"I should have hit that son of a bitch," Chris growled from the backseat. The words came out almost guttural. In the side mirror his face was split in half by a streak of sunlight, his pale blue eyes narrowed to slits.
We were almost to the Maine state line, and although I hadn't said much other than I'm okay since we'd left Harborough, Chris on the other hand hadn't so much as stopped for a breath.
Matt cast a sideways glance in my direction before cautioning his brothers with one in the rearview mirror. For a second I considered the scenario in which I'd let Chris punch my father in the face. One corner of my mouth ticked upward.
I adjusted in my seat. "It's better that you didn't," I shook my head, "the last thing we need is for that to make its way to the internet." I could see the Hollywood Reporter headline now: STURNIOLO TRIPLETS ASSAULT LAWYER ON PRIVATE PROPERTY. CLICK FOR FULL STORY.
My seat jerked back slightly as Chris pulled himself between the driver's and passenger's seats. "Yeah, because that's what I'm worried about," he scoffed, studying my profile. I wrung my hands in my lap.
"Nat's right," Nick leaned forward, too, "He would have had you arrested. You're too pretty for prison."
Matt let out a breathy exhale at Nick's remark, then rolled his eyes.
Obviously watching Chris Sturniolo get handcuffed and shoved into the back of a squad car wasn't what I wanted, but I think we all knew if the situation had gone any other way, I'd be forced to see Mark again.
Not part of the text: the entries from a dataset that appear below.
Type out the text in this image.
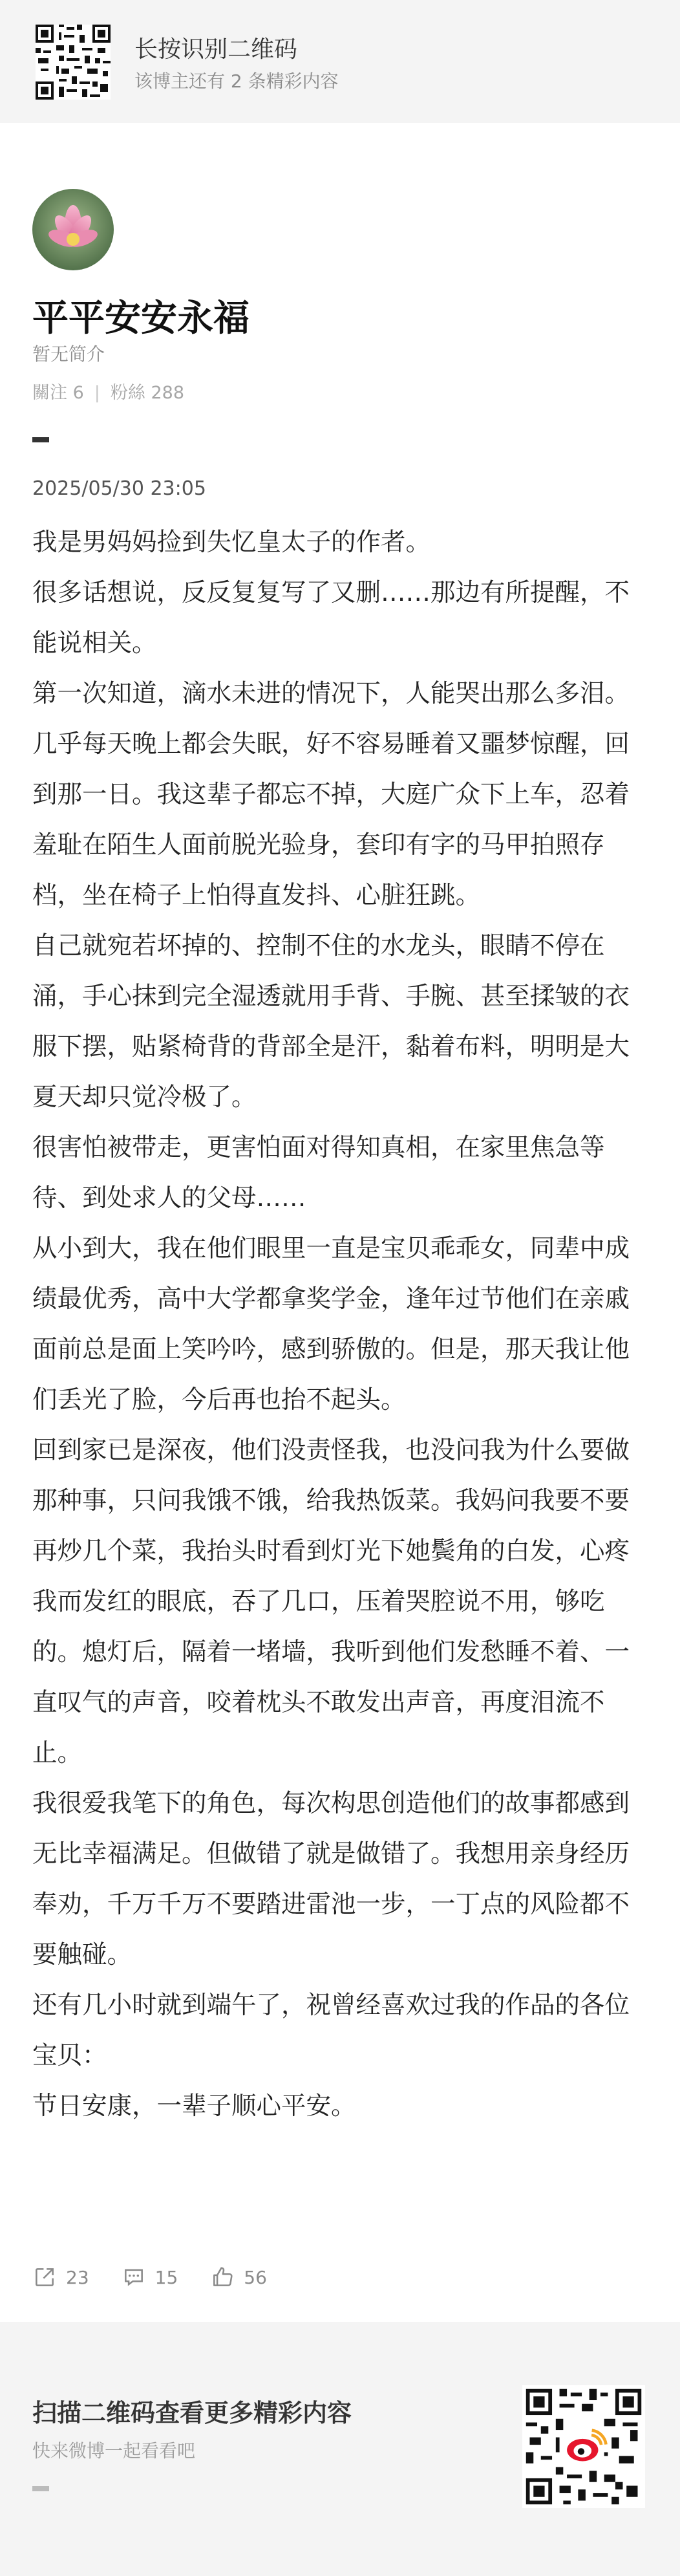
长按识别二维码
该博主还有 2 条精彩内容
平平安安永福
暂无简介
關注 6 | 粉絲 288
2025/05/30 23:05

我是男妈妈捡到失忆皇太子的作者。

很多话想说，反反复复写了又删……那边有所提醒，不能说相关。

第一次知道，滴水未进的情况下，人能哭出那么多泪。几乎每天晚上都会失眠，好不容易睡着又噩梦惊醒，回到那一日。我这辈子都忘不掉，大庭广众下上车，忍着羞耻在陌生人面前脱光验身，套印有字的马甲拍照存档，坐在椅子上怕得直发抖、心脏狂跳。

自己就宛若坏掉的、控制不住的水龙头，眼睛不停在涌，手心抹到完全湿透就用手背、手腕、甚至揉皱的衣服下摆，贴紧椅背的背部全是汗，黏着布料，明明是大夏天却只觉冷极了。

很害怕被带走，更害怕面对得知真相，在家里焦急等待、到处求人的父母……

从小到大，我在他们眼里一直是宝贝乖乖女，同辈中成绩最优秀，高中大学都拿奖学金，逢年过节他们在亲戚面前总是面上笑吟吟，感到骄傲的。但是，那天我让他们丢光了脸，今后再也抬不起头。

回到家已是深夜，他们没责怪我，也没问我为什么要做那种事，只问我饿不饿，给我热饭菜。我妈问我要不要再炒几个菜，我抬头时看到灯光下她鬓角的白发，心疼我而发红的眼底，吞了几口，压着哭腔说不用，够吃的。熄灯后，隔着一堵墙，我听到他们发愁睡不着、一直叹气的声音，咬着枕头不敢发出声音，再度泪流不止。

我很爱我笔下的角色，每次构思创造他们的故事都感到无比幸福满足。但做错了就是做错了。我想用亲身经历奉劝，千万千万不要踏进雷池一步，一丁点的风险都不要触碰。

还有几小时就到端午了，祝曾经喜欢过我的作品的各位宝贝：

节日安康，一辈子顺心平安。

23	15	56
扫描二维码查看更多精彩内容
快来微博一起看看吧
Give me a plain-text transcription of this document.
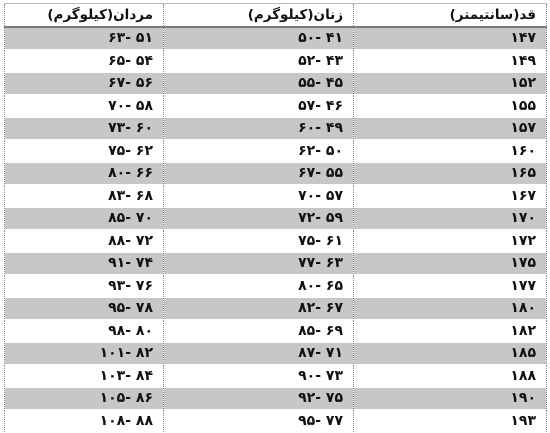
قد(سانتیمتر)	زنان(کیلوگرم)	مردان(کیلوگرم)
۱۴۷	۴۱ -۵۰	۵۱ -۶۳
۱۴۹	۴۳ -۵۲	۵۴ -۶۵
۱۵۲	۴۵ -۵۵	۵۶ -۶۷
۱۵۵	۴۶ -۵۷	۵۸ -۷۰
۱۵۷	۴۹ -۶۰	۶۰ -۷۳
۱۶۰	۵۰ -۶۲	۶۲ -۷۵
۱۶۵	۵۵ -۶۷	۶۶ -۸۰
۱۶۷	۵۷ -۷۰	۶۸ -۸۳
۱۷۰	۵۹ -۷۲	۷۰ -۸۵
۱۷۲	۶۱ -۷۵	۷۲ -۸۸
۱۷۵	۶۳ -۷۷	۷۴ -۹۱
۱۷۷	۶۵ -۸۰	۷۶ -۹۳
۱۸۰	۶۷ -۸۲	۷۸ -۹۵
۱۸۲	۶۹ -۸۵	۸۰ -۹۸
۱۸۵	۷۱ -۸۷	۸۲ -۱۰۱
۱۸۸	۷۳ -۹۰	۸۴ -۱۰۳
۱۹۰	۷۵ -۹۲	۸۶ -۱۰۵
۱۹۳	۷۷ -۹۵	۸۸ -۱۰۸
And right now that felt arguably worse.
Chris mumbled obscenities under his breath before flopping back against his seat.
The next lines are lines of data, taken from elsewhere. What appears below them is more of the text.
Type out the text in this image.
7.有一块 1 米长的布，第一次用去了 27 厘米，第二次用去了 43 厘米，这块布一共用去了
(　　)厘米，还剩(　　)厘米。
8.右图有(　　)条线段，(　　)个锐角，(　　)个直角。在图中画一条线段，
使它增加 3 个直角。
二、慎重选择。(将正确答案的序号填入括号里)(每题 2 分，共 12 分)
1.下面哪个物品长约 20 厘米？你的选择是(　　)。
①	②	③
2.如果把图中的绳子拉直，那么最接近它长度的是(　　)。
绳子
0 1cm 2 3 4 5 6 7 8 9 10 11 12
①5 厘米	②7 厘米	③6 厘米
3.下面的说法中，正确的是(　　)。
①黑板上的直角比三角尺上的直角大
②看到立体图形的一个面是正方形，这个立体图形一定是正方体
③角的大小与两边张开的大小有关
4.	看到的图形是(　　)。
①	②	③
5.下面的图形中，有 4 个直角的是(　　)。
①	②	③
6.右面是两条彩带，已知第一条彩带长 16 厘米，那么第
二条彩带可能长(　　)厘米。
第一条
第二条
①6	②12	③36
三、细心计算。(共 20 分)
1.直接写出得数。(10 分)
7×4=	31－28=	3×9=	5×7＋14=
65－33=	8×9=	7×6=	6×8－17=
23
Funny how just a couple of hours ago I was anxiously awaiting the chance to reunite with my father, and in a span of ten minutes that anxious-excitement disintegrated into anger and disappointment. The logical part of my brain had prepared for that. Always two steps ahead, working through every possible outcome, ready for the worst. Except, I miscalculated. The one emotion I hadn't prepared for was the one I'd known my whole life - emptiness.
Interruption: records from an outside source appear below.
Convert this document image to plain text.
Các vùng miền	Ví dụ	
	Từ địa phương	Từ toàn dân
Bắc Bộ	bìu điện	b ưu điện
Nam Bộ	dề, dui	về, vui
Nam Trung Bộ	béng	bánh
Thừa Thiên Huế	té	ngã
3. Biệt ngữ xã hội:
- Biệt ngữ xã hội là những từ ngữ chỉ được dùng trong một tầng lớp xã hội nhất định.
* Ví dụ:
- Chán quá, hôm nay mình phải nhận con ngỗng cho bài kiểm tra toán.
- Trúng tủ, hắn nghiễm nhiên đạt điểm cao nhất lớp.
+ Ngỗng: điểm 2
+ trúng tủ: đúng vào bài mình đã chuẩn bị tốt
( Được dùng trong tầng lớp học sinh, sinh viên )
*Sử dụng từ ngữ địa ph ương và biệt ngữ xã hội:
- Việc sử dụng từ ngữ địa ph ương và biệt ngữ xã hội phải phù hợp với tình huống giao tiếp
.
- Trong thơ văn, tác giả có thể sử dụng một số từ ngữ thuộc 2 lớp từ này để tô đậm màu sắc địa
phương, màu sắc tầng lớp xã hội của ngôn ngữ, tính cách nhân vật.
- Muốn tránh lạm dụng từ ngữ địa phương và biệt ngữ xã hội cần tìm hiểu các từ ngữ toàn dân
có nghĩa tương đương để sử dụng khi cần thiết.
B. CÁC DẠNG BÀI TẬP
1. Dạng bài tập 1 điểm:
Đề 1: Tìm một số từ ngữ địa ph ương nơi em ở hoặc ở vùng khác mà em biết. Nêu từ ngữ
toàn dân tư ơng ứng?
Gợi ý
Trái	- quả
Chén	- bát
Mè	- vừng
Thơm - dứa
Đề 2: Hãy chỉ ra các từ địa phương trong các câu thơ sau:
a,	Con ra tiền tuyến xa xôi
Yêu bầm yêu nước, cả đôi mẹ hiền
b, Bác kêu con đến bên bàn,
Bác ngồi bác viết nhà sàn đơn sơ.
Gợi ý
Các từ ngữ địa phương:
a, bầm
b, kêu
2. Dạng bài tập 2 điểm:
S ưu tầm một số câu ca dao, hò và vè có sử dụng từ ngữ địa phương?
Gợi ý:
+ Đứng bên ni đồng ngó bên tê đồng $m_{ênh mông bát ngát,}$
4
Before today I'd found a way to live with the father-sized gap that lived inside me by patching it up with trivial means of affection. From my mother. From Jenny. Anyone who was willing to spare me some love. But now? Now, I understood what it felt like to be hollowed out with a filleting knife. Insides on display for everyone to see.
And the boys had seen it. Whether they acknowledged it or not, they'd witnessed the most embarrassing moment of my existence and there was absolutely nothing I could do about it.
Burning spread behind my eyes.
During the first hour of our drive the boys took turns asking if I needed anything in roundabout ways. Matt asked if I was hungry. Nick offered to switch seats with me so I could lay down in the back. And Chris, well Chris tried to convince me to let Matt turn the car around so he could finish saying what he wanted to Mark. But the truth was, what I needed was something they couldn't give me: my mom.
As strange as it sounded, Daniela was the only constant in my life - even if our life itself wasn't stable. Being away from her the last six months, not speaking to the one person who could empathize with what I'd been through in my life, took more strength than I'd anticipated. I thought leaving Modesto would give me freedom - a fresh start, and in many ways it did, but it also brought me face to face with a fact I'd never thought possible. While my mother was the origin of my self-destruction, the reason I ran from everything that was good for me, I did not - could not - hate her.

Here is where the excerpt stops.